Mum wanted us to go over to our eldest brother, Ron with a message, he lived on the other side of Coventry. Joy and I went and caught the bus at the bottom of the road. The conductor when he came for the fare said, "come on you kids, cheer up the war's over". But when we told him our sister Muriel was not expected to live long and somebody in the night had lit our bonfire, he was full of concern and wanted to know what was wrong with Muriel. When we got back after delivering our message we were delighted to see signs of a bonfire being built on top of the dead embers. Apparently the bus conductor had told various people that our bonfire had been lit in the night and of our sister who was not well and they had rallied round, together with the local bobby on the beat, and collected and pillaged all the broken fences and timbers from the bombed buildings. There was a large American forces camp nearby and the Yanks had contributed a lot of burning material including tyres for the fire and oranges and candy for the kids.
We had a wonderful V.E night. A friend had carried Muriel and sat her down by the bonfire.

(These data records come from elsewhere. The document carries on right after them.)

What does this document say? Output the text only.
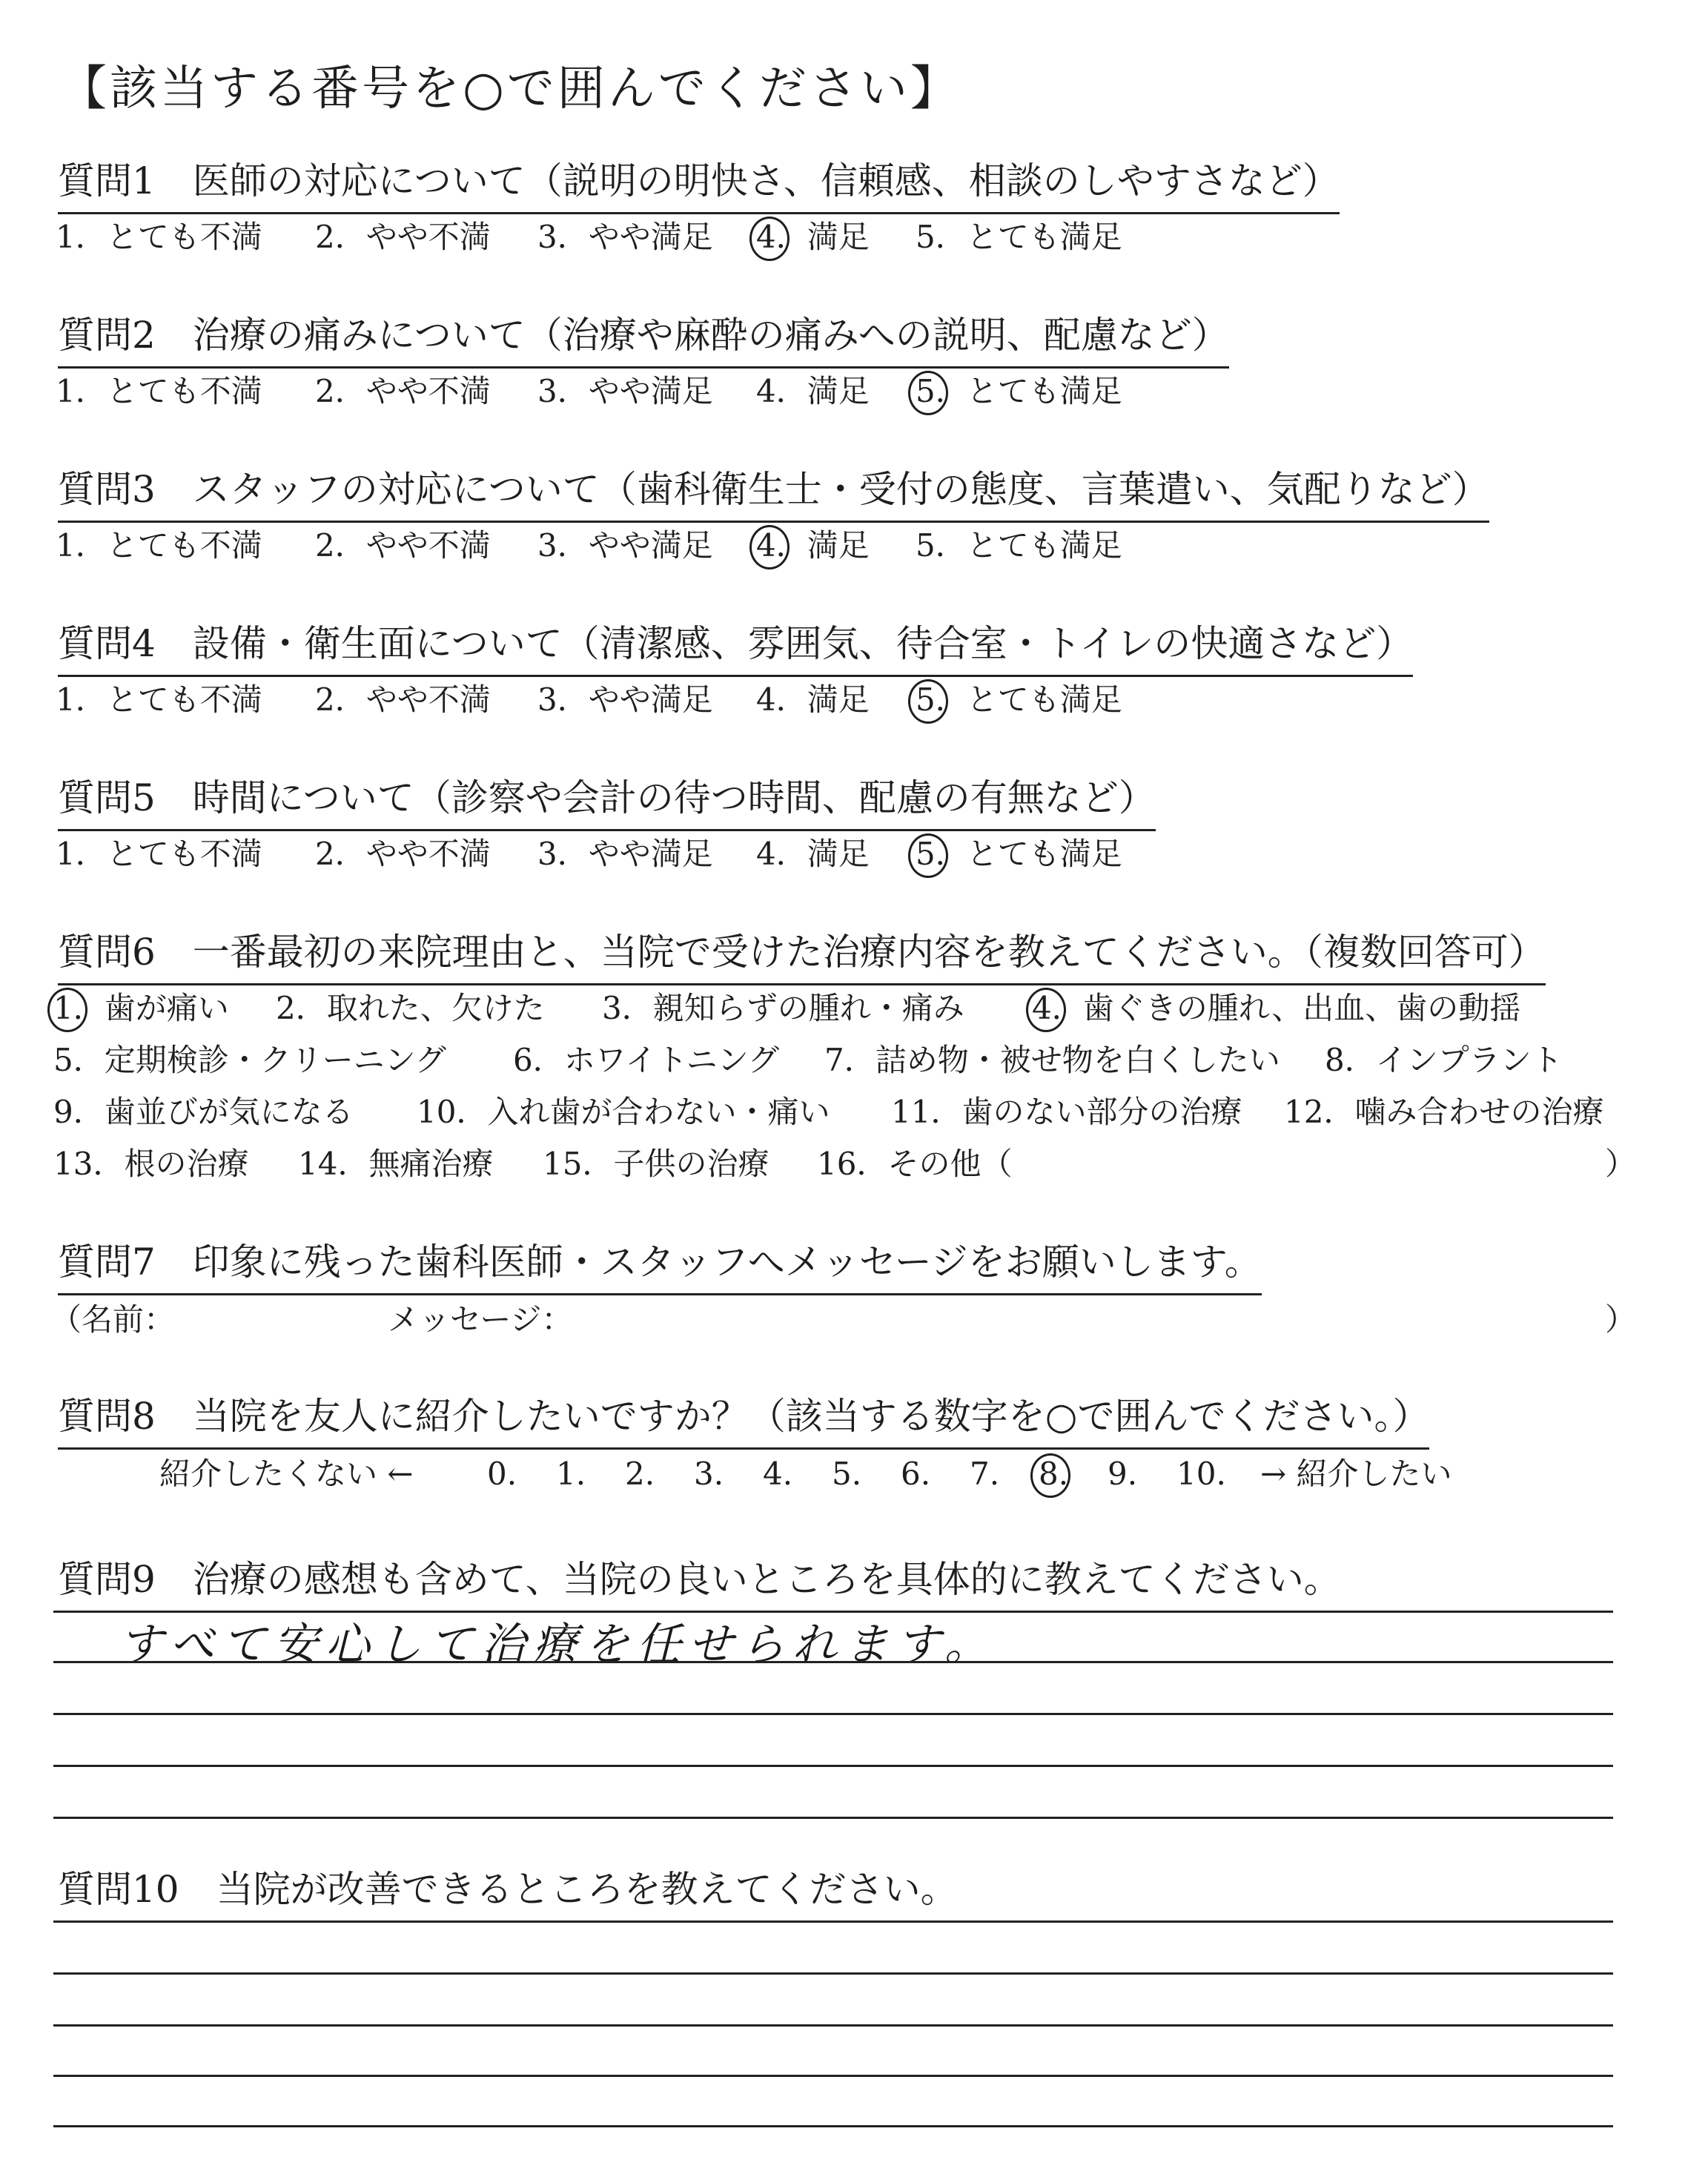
【該当する番号を○で囲んでください】
質問1　医師の対応について（説明の明快さ、信頼感、相談のしやすさなど）
1．とても不満 2．やや不満 3．やや満足 4．満足 5．とても満足
質問2　治療の痛みについて（治療や麻酔の痛みへの説明、配慮など）
1．とても不満 2．やや不満 3．やや満足 4．満足 5．とても満足
質問3　スタッフの対応について（歯科衛生士・受付の態度、言葉遣い、気配りなど）
1．とても不満 2．やや不満 3．やや満足 4．満足 5．とても満足
質問4　設備・衛生面について（清潔感、雰囲気、待合室・トイレの快適さなど）
1．とても不満 2．やや不満 3．やや満足 4．満足 5．とても満足
質問5　時間について（診察や会計の待つ時間、配慮の有無など）
1．とても不満 2．やや不満 3．やや満足 4．満足 5．とても満足
質問6　一番最初の来院理由と、当院で受けた治療内容を教えてください。（複数回答可）
1．歯が痛い 2．取れた、欠けた 3．親知らずの腫れ・痛み 4．歯ぐきの腫れ、出血、歯の動揺
5．定期検診・クリーニング 6．ホワイトニング 7．詰め物・被せ物を白くしたい 8．インプラント
9．歯並びが気になる 10．入れ歯が合わない・痛い 11．歯のない部分の治療 12．噛み合わせの治療
13．根の治療 14．無痛治療 15．子供の治療 16．その他（	）
質問7　印象に残った歯科医師・スタッフへメッセージをお願いします。
（名前：	メッセージ：	）
質問8　当院を友人に紹介したいですか？（該当する数字を○で囲んでください。）
紹介したくない ← 0. 1. 2. 3. 4. 5. 6. 7. 8. 9. 10. → 紹介したい
質問9　治療の感想も含めて、当院の良いところを具体的に教えてください。
すべて安心して治療を任せられます。
質問10　当院が改善できるところを教えてください。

She looked ghostly and painfully thin in the light from the fire but she enjoyed being part of the celebrations. There were no street lights but the glow from the large bonfire was exhilerating after the dark days of the war years and we danced round the fire and ejoyed sharing our fruit and candy. Murield died a few days later. She was only 21 years old.
A week later we were told that the street lights would be connected in this particular road on this night and we hung around the road until darkness but the lights did'nt come on but we were rewarded with the lights coming on a few night later and it was pure magic.